A economia do Uruguai decresceu 10,5%, e a nível regional a inflação – supostamente domesticada pelo neoliberalismo – reapareceu atingindo mesmo os 12%, enquanto a entrada de capitais retrocedeu aos níveis que tinha há 25 anos. Sete milhões de novos pobres no ano de 2002 vieram incorporar-se no imenso contingente da pobreza que ascende a 226 milhões de pessoas, das quais 92 milhões na indigência.

Uma fonte nada radical como é o Banco Interamericano de Desenvolvimento revelou no passado dia 2 de Dezembro que o alastrar da pobreza na América Latina castiga com particular crueldade as crianças menores de 14 anos, a ponto de em cada 100 crianças latino-americanas, 60 apresentarem sintomas de depressão e 6 acabarem por se suicidar.
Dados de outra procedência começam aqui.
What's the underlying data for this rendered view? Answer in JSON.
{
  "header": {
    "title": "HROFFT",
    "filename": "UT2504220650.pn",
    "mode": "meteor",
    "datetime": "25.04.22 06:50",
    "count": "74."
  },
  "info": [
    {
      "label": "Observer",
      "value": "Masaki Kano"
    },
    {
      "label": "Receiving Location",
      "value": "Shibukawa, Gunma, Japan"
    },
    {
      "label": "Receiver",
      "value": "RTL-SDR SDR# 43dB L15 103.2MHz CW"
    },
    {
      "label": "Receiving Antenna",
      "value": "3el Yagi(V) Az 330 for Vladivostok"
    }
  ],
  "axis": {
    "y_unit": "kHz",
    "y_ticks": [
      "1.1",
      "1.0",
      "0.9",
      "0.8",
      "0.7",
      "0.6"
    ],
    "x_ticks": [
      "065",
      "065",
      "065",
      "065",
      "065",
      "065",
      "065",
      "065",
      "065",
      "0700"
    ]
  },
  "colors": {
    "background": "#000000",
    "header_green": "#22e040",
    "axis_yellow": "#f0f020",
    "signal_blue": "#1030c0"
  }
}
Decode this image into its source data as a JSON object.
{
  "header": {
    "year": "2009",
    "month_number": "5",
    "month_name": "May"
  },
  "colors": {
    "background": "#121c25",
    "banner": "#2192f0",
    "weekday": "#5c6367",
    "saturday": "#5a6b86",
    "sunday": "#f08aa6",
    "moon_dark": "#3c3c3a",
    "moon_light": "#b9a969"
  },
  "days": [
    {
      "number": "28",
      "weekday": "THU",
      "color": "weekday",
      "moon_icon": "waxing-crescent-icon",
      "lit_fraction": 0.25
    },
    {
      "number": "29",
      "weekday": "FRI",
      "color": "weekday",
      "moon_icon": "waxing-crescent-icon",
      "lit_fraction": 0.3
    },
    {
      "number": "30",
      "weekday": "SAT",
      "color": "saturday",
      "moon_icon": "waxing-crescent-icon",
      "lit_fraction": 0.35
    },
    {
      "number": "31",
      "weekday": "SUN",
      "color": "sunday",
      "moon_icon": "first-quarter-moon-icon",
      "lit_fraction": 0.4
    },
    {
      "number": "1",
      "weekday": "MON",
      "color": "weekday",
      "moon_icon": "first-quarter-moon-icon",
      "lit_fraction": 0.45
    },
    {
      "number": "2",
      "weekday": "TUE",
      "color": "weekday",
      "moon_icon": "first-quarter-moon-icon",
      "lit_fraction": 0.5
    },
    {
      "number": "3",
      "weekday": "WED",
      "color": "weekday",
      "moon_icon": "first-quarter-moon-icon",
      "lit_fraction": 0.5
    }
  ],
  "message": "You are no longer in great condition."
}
Desta população infantil 60% são pobres e um terço dos menores de 2 anos está desnutrido numa região com elevado potencial de produção de alimentos. 30% das crianças não completam o ensino primário e 70% não termina o nível secundário. Assinala esta fonte que numa cidade da região em que foram estudados os chamados «meninos da rua», de cada 10 deles, 6 terminam no suicídio.
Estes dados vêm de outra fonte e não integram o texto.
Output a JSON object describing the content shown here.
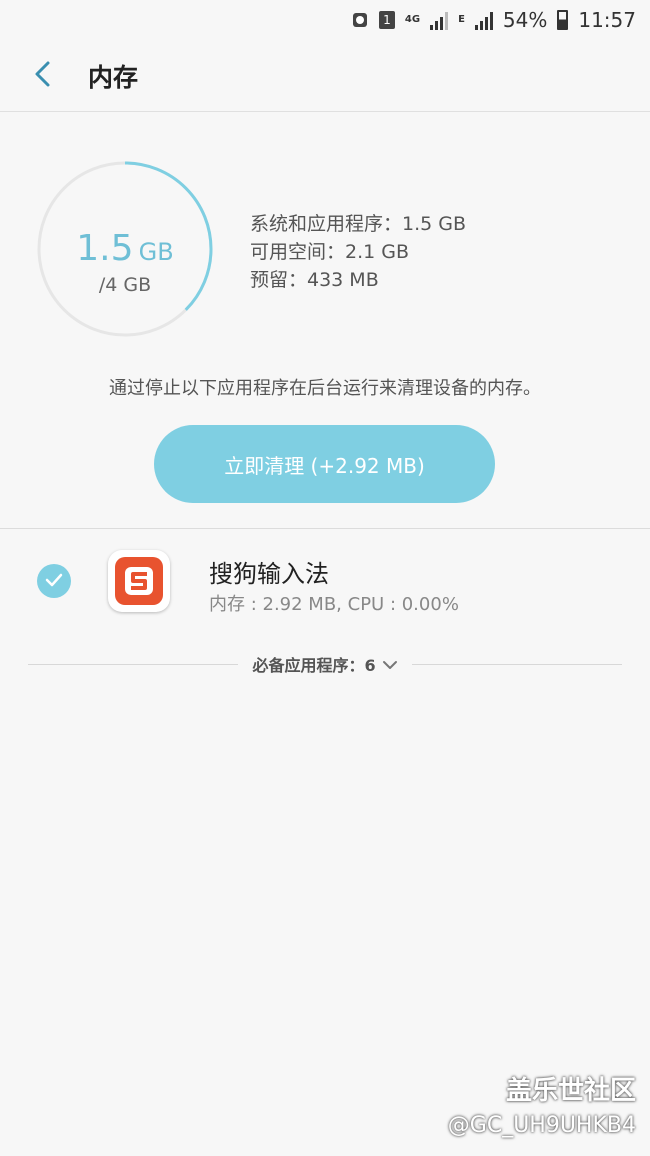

No ano que termina a economia de mais alto crescimento do PIB na América Latina foi a do Peru com 4,5% e isto permite-nos apreciar de novo a incongruência entre crescimento económico segundo a sua medida tradicional, e o desenvolvimento verdadeiro, o bem-estar social e inclusivamente o estado de opinião da população. Este crescimento mais alto na região coexiste nesse país com 49% da população na pobreza e 23,2% na indigência, com uma taxa de desemprego urbano de 9,7%, com uma mortalidade infantil no primeiro ano de vida de 37 por mil nados vivos, com um nível de analfabetismo de 10,8% para toda a população e de 15,7% para as mulheres. E coexiste também com recentes sondagens de opinião que reflectem uma aprovação de apenas 16% da população à gestão do actual governo.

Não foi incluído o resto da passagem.